Chinese teachers also spend only 16 to 20 direct contact hours with the students out of their 40-hour workweek.

Mike Novak

Mike Novak

They have the rest of the week to spend on planning their courses and providing students with meaningful feedback. American teachers have a comparative 2 ½ hours per week for those tasks.

Another difference, Novak noted, is in the parental involvement in their children’s education and maintenance of order in the schools. While disciplinary methods are similar, parental involvement is intense. A phone call from the school to the parents is a major event.

“If the school calls home, it’s a giant deal, and the parents get behind the school 100 percent,” Novak said. “In America, sometimes that’s not always the case.”
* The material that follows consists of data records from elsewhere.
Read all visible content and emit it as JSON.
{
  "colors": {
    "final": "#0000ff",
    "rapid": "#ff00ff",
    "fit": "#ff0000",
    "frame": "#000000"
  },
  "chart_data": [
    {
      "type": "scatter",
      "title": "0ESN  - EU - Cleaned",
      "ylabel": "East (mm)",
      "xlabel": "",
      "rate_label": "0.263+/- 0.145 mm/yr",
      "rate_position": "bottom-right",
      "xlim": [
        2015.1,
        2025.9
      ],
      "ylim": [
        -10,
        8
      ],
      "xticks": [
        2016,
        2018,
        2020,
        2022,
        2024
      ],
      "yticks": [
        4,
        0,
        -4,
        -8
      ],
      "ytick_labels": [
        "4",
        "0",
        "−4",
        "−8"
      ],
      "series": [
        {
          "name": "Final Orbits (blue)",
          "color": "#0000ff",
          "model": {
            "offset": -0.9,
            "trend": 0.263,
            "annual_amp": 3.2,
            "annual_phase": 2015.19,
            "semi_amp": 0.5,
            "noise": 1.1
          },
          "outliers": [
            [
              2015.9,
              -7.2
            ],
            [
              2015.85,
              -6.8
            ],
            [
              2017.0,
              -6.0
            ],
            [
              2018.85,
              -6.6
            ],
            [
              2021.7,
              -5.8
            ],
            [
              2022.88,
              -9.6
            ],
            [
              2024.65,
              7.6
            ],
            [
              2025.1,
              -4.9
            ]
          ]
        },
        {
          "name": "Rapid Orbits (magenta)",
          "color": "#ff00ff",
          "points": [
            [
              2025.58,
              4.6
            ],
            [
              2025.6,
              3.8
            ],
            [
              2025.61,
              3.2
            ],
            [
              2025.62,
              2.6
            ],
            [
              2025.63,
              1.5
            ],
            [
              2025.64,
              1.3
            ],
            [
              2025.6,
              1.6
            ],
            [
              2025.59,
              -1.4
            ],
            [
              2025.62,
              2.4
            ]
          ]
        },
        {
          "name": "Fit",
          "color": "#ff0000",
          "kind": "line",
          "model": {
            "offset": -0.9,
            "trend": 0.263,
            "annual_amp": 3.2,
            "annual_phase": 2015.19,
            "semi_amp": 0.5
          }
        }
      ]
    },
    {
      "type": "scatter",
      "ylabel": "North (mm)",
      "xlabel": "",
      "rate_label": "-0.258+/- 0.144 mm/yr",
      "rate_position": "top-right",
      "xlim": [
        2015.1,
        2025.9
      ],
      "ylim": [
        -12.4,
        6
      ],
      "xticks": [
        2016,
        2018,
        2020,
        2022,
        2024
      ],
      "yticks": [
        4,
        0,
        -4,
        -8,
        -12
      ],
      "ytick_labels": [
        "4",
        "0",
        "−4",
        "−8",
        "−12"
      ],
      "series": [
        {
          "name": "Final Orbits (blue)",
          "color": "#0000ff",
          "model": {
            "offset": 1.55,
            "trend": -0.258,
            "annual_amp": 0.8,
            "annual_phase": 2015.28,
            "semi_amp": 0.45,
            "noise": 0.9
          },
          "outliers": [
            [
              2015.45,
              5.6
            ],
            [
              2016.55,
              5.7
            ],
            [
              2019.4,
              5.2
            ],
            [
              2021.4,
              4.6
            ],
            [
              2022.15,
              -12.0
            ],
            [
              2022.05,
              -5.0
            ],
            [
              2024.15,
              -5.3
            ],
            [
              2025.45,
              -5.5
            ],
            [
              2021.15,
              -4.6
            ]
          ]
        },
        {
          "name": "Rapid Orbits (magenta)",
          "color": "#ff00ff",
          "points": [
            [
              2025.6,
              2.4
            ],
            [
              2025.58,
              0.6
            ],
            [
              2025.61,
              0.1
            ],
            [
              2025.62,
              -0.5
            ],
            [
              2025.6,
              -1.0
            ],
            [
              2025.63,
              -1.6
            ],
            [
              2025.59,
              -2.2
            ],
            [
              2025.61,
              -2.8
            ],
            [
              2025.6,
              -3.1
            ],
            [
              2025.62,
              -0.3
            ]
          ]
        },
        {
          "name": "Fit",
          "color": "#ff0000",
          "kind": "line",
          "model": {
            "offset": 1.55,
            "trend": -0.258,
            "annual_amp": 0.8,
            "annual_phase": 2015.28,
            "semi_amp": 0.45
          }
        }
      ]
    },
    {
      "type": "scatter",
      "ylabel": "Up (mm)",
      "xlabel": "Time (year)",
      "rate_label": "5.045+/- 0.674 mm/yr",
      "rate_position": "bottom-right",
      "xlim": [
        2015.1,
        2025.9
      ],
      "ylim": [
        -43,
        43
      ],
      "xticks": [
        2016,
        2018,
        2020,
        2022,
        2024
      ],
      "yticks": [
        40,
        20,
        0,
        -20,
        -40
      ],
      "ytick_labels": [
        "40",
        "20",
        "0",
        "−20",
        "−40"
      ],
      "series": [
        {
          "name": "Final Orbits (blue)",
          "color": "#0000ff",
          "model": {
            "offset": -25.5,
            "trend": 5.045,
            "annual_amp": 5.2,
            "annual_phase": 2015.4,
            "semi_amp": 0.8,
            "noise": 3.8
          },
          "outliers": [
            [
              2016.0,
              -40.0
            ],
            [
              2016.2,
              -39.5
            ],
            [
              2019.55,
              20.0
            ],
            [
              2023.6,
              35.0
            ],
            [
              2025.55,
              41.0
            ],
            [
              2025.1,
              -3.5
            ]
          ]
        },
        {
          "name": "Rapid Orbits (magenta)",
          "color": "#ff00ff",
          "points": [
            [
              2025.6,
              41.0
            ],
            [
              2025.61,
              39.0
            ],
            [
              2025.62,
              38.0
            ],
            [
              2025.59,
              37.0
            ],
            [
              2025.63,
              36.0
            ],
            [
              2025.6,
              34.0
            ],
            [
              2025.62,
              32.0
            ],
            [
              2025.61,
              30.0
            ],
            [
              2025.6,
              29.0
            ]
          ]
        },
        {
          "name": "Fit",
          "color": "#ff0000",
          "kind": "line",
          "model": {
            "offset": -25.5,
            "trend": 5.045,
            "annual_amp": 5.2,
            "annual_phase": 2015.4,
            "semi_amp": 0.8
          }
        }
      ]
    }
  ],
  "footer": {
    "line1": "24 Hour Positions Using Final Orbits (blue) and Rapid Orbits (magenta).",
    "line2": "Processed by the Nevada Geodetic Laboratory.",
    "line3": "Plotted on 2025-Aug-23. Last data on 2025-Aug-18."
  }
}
Confucius Institute logoThe Confucius Institute sponsored previous delegations in 2012 and 2013. The 2015 American participants are:

  • Susan Fanning, principal of Farrar Elementary School, Tullahoma City School District.
  • Debbie Edens, principal of East Middle School in the Tullahoma City School District.
  • Amanda Edens, first-grade teacher and multicultural programming committee chair of East Side Elementary School in the Hamilton County School District.
  • Robert Langford, principal of White House High School in the Sumner County School District.
  • Jane Langford, middle school teacher, Sumner County School District.
  • Melva Eileen Nwankwo, instructor of communication and representative of John Espy of the International Program Office, Volunteer State Community College, Gallatin, Tennessee.
  • Angela Elizabeth Rasnick, director of studies at The Webb School in Bell Buckle, Tennessee.

Novak, along with Confucius Institute Associate Director Yiping “Paul” Cui and MTSU International Education Outreach Officer Rachael Moore, will accompany the group on its China travels.

While the institute covers all expenses in China, airfare from and to the United States and visa fees are the responsibility of either the individuals or their schools.

The Confucius Institute at MTSU’s mission is to enhance understanding of Chinese language and culture, facilitate engagement with and create opportunities for exchange and collaboration between communities in Tennessee and China.